Seandainya aku kembali dengan selamat, jangan kaget bila kelak kaudapati umur kita tak jauh berbeda. Ruang dan waktu adalah sesuatu hal yang relatif. Menurut Teori Relativitas Albert Einstein, kecepatan waktu berubah tergantung pada kecepatan objek dan jaraknya dari pusat gravitasi. Karena pesawat luar angkasa ayahmu ini pasti luar biasa cepat mendekati kecepatan cahaya, maka waktu menjadi seakan-akan mampat dan tiba pada suatu titik “berhenti”. Pada titik itulah ayahmu ini menjadi awet muda dan tentu saja awet ganteng.

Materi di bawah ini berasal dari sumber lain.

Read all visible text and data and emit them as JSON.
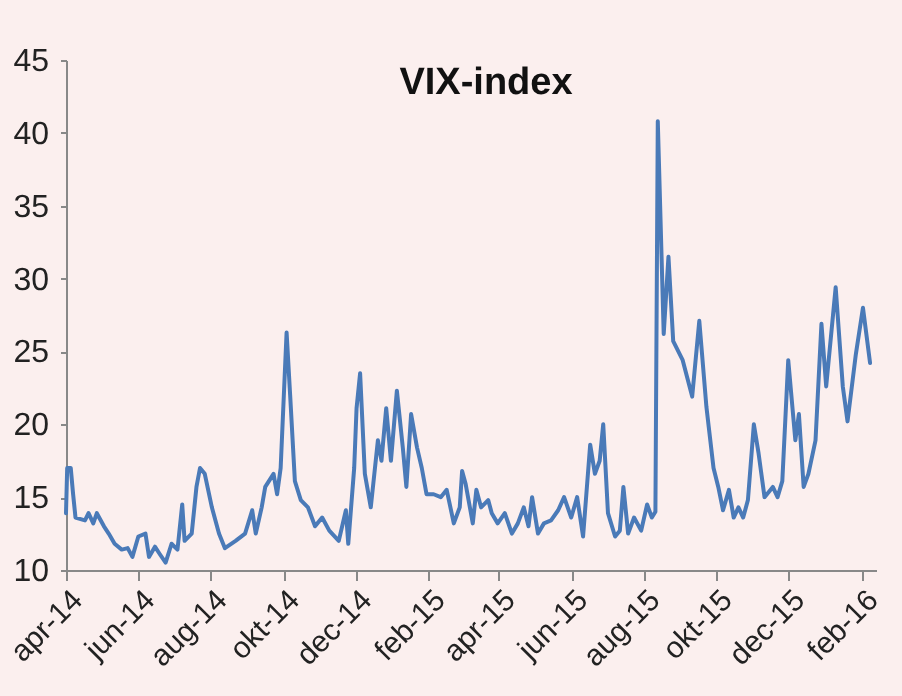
{
  "chart_data": {
    "type": "line",
    "title": "VIX-index",
    "x": [
      "2014-04-01",
      "2014-04-02",
      "2014-04-05",
      "2014-04-07",
      "2014-04-09",
      "2014-04-17",
      "2014-04-20",
      "2014-04-24",
      "2014-04-27",
      "2014-05-03",
      "2014-05-07",
      "2014-05-12",
      "2014-05-18",
      "2014-05-23",
      "2014-05-27",
      "2014-06-01",
      "2014-06-07",
      "2014-06-10",
      "2014-06-15",
      "2014-06-19",
      "2014-06-24",
      "2014-06-29",
      "2014-07-04",
      "2014-07-08",
      "2014-07-10",
      "2014-07-16",
      "2014-07-20",
      "2014-07-23",
      "2014-07-27",
      "2014-08-02",
      "2014-08-08",
      "2014-08-13",
      "2014-08-22",
      "2014-08-30",
      "2014-09-05",
      "2014-09-08",
      "2014-09-13",
      "2014-09-16",
      "2014-09-23",
      "2014-09-26",
      "2014-09-29",
      "2014-10-04",
      "2014-10-07",
      "2014-10-11",
      "2014-10-16",
      "2014-10-22",
      "2014-10-28",
      "2014-11-03",
      "2014-11-09",
      "2014-11-17",
      "2014-11-23",
      "2014-11-25",
      "2014-11-30",
      "2014-12-02",
      "2014-12-05",
      "2014-12-09",
      "2014-12-14",
      "2014-12-20",
      "2014-12-23",
      "2014-12-27",
      "2014-12-31",
      "2015-01-05",
      "2015-01-10",
      "2015-01-13",
      "2015-01-17",
      "2015-01-22",
      "2015-01-26",
      "2015-01-30",
      "2015-02-05",
      "2015-02-11",
      "2015-02-16",
      "2015-02-22",
      "2015-02-27",
      "2015-03-01",
      "2015-03-04",
      "2015-03-10",
      "2015-03-13",
      "2015-03-17",
      "2015-03-23",
      "2015-03-26",
      "2015-03-31",
      "2015-04-06",
      "2015-04-12",
      "2015-04-17",
      "2015-04-22",
      "2015-04-26",
      "2015-04-29",
      "2015-05-04",
      "2015-05-09",
      "2015-05-15",
      "2015-05-21",
      "2015-05-26",
      "2015-06-01",
      "2015-06-06",
      "2015-06-11",
      "2015-06-17",
      "2015-06-21",
      "2015-06-25",
      "2015-06-28",
      "2015-07-02",
      "2015-07-08",
      "2015-07-12",
      "2015-07-15",
      "2015-07-19",
      "2015-07-24",
      "2015-07-30",
      "2015-08-04",
      "2015-08-08",
      "2015-08-11",
      "2015-08-13",
      "2015-08-18",
      "2015-08-22",
      "2015-08-26",
      "2015-09-03",
      "2015-09-11",
      "2015-09-17",
      "2015-09-23",
      "2015-09-25",
      "2015-09-29",
      "2015-10-03",
      "2015-10-07",
      "2015-10-12",
      "2015-10-16",
      "2015-10-20",
      "2015-10-24",
      "2015-10-28",
      "2015-11-02",
      "2015-11-06",
      "2015-11-11",
      "2015-11-18",
      "2015-11-22",
      "2015-11-26",
      "2015-12-01",
      "2015-12-07",
      "2015-12-10",
      "2015-12-14",
      "2015-12-18",
      "2015-12-24",
      "2015-12-29",
      "2016-01-02",
      "2016-01-10",
      "2016-01-16",
      "2016-01-20",
      "2016-01-27",
      "2016-02-02",
      "2016-02-08"
    ],
    "series": [
      {
        "color": "#4a7ab8",
        "values": [
          13.9,
          17,
          17,
          15.2,
          13.6,
          13.4,
          13.9,
          13.2,
          13.9,
          13,
          12.5,
          11.8,
          11.4,
          11.5,
          10.9,
          12.3,
          12.5,
          10.9,
          11.6,
          11.1,
          10.5,
          11.8,
          11.4,
          14.5,
          12,
          12.5,
          15.7,
          17,
          16.6,
          14.3,
          12.5,
          11.5,
          12,
          12.5,
          14.1,
          12.5,
          14.3,
          15.7,
          16.6,
          15.2,
          17,
          26.3,
          22,
          16.1,
          14.8,
          14.3,
          13,
          13.6,
          12.7,
          12,
          14.1,
          11.8,
          17,
          21.1,
          23.5,
          16.6,
          14.3,
          18.9,
          17.5,
          21.1,
          17.5,
          22.3,
          18.4,
          15.7,
          20.7,
          18.4,
          17,
          15.2,
          15.2,
          15,
          15.5,
          13.2,
          14.3,
          16.8,
          15.9,
          13.2,
          15.5,
          14.3,
          14.8,
          13.9,
          13.2,
          13.9,
          12.5,
          13.2,
          14.3,
          13,
          15,
          12.5,
          13.2,
          13.4,
          14.1,
          15,
          13.6,
          15,
          12.3,
          18.6,
          16.6,
          17.5,
          20,
          13.9,
          12.3,
          12.7,
          15.7,
          12.5,
          13.6,
          12.7,
          14.5,
          13.6,
          14,
          40.8,
          26.2,
          31.5,
          25.7,
          24.4,
          21.9,
          27.1,
          21.2,
          19.8,
          17,
          15.7,
          14.1,
          15.5,
          13.6,
          14.3,
          13.6,
          14.8,
          20,
          18,
          15,
          15.7,
          15,
          16.1,
          24.4,
          18.9,
          20.7,
          15.7,
          16.6,
          18.9,
          26.9,
          22.6,
          29.4,
          22.6,
          20.2,
          24.8,
          28,
          24.2
        ]
      }
    ],
    "xlim": [
      "2014-04-01",
      "2016-02-13"
    ],
    "xticks": [
      {
        "value": "2014-04-01",
        "label": "apr-14"
      },
      {
        "value": "2014-06-01",
        "label": "jun-14"
      },
      {
        "value": "2014-08-01",
        "label": "aug-14"
      },
      {
        "value": "2014-10-01",
        "label": "okt-14"
      },
      {
        "value": "2014-12-01",
        "label": "dec-14"
      },
      {
        "value": "2015-02-01",
        "label": "feb-15"
      },
      {
        "value": "2015-04-01",
        "label": "apr-15"
      },
      {
        "value": "2015-06-01",
        "label": "jun-15"
      },
      {
        "value": "2015-08-01",
        "label": "aug-15"
      },
      {
        "value": "2015-10-01",
        "label": "okt-15"
      },
      {
        "value": "2015-12-01",
        "label": "dec-15"
      },
      {
        "value": "2016-02-01",
        "label": "feb-16"
      }
    ],
    "ylim": [
      10,
      45
    ],
    "yticks": [
      10,
      15,
      20,
      25,
      30,
      35,
      40,
      45
    ],
    "line_style": "solid"
  }
}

Tertawalah, Nak. Tertawalah meski ketika kaubaca surat ini berarti kau takkan pernah bertemu diriku lagi. Tertawalah dan bahagiakanlah ibumu dengan berbagai cara, sebagai pengganti diriku yang tak bisa lagi bersamanya.

Peluk hangatku.

Ayahmu yang selalu mencintaimu.

***

Mataku berkaca-kaca saat membaca kalimat terakhirnya.

“Baca apa, Nak?” suara Ayah mengagetkanku.

Kusodorkan surat itu. Keningnya berkerut.

“Oh, surat konyol ini. Kutulis sehari sebelum NASA membatalkan ekspedisinya. Masukkan kembali ke dalam kotak barang-barang mendiang ibumu!” teriaknya sambil berlalu. Aku melongo.